In the fourteenth century, Sir Edward de Warren, an illegitimate son of John de Warenne, 7th Earl of Surrey, was Lord of the Manor of Skeyton.

==The parish church of All Saints==
The parish church of All Saints is situated on prominent upland surrounded by fields with just one dwelling nearby. The church dates from the 13th century although the south porch dates from the 14th century. The wooden door has a fine example of an iron door knocker. To the side of the porch one of the lancet windows has been blocked up. Most of the nave windows are 15th-century replacements. The church once had a north aisle, which was removed in the 15th century to widen the church, which accounts for the asymmetric position of the Church tower. The uncrenellated tower is a simple square design with carrstone quoins.
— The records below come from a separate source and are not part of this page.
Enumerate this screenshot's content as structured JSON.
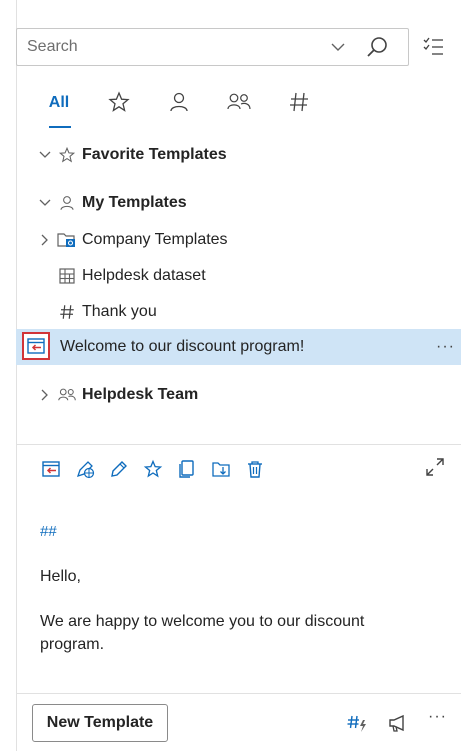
{
  "search": {
    "placeholder": "Search",
    "value": ""
  },
  "tabs": [
    {
      "label": "All",
      "icon": null,
      "active": true
    },
    {
      "label": "",
      "icon": "star-icon"
    },
    {
      "label": "",
      "icon": "person-icon"
    },
    {
      "label": "",
      "icon": "people-icon"
    },
    {
      "label": "",
      "icon": "hash-icon"
    }
  ],
  "tree": {
    "favorites": {
      "label": "Favorite Templates",
      "expanded": true
    },
    "my_templates": {
      "label": "My Templates",
      "expanded": true,
      "items": [
        {
          "label": "Company Templates",
          "icon": "folder-outlook-icon",
          "collapsed": true
        },
        {
          "label": "Helpdesk dataset",
          "icon": "table-icon"
        },
        {
          "label": "Thank you",
          "icon": "hash-icon"
        },
        {
          "label": "Welcome to our discount program!",
          "icon": "insert-template-icon",
          "selected": true,
          "more": "···"
        }
      ]
    },
    "helpdesk_team": {
      "label": "Helpdesk Team",
      "expanded": false
    }
  },
  "toolbar": {
    "buttons": [
      "insert-icon",
      "share-edit-icon",
      "edit-icon",
      "favorite-icon",
      "copy-icon",
      "move-icon",
      "delete-icon"
    ],
    "expand": "expand-icon"
  },
  "preview": {
    "hashes": "##",
    "greeting": "Hello,",
    "body": "We are happy to welcome you to our discount program."
  },
  "footer": {
    "new_template": "New Template",
    "more": "···"
  },
  "colors": {
    "accent": "#0f6cbd",
    "selection": "#cfe4f6",
    "highlight": "#d13438"
  }
}
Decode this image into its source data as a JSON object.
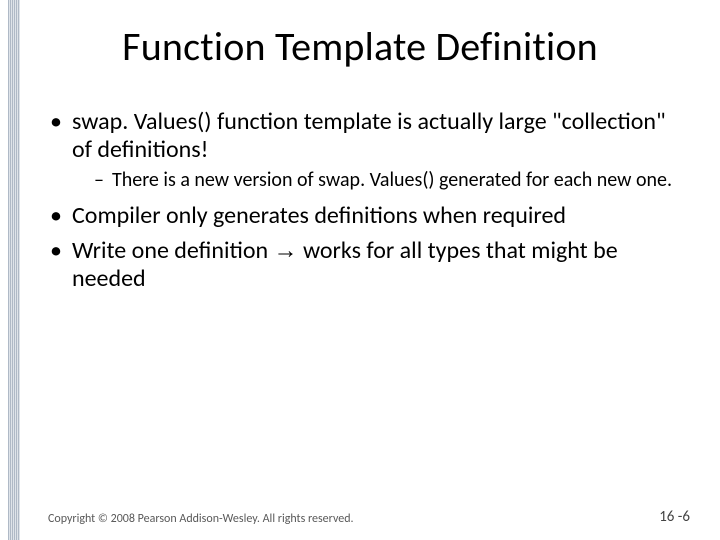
{
  "title": "Function Template Definition",
  "bullets": {
    "b1": "swap. Values() function template is actually large \"collection\" of definitions!",
    "b1_sub": "There is a new version of swap. Values() generated for each new one.",
    "b2": "Compiler only generates definitions when required",
    "b3_pre": "Write one definition ",
    "b3_arrow": "→",
    "b3_post": " works for all types that might be needed"
  },
  "footer": {
    "copyright": "Copyright © 2008 Pearson Addison-Wesley. All rights reserved.",
    "page": "16 -6"
  }
}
Inside the church the 19th-century kingpost roof is visible, but older arched braces survive above the site of the rood screen. This was one of the first Norfolk churches to replace its box pews with benches, and these survive along with an elaborate font and cover dating to 1846. Also of note is the plaster-cast Royal Arms of Queen Victoria to commemorate Queen Victoria's Golden Jubilee in 1887, which are painted and gilt and survive in fine condition.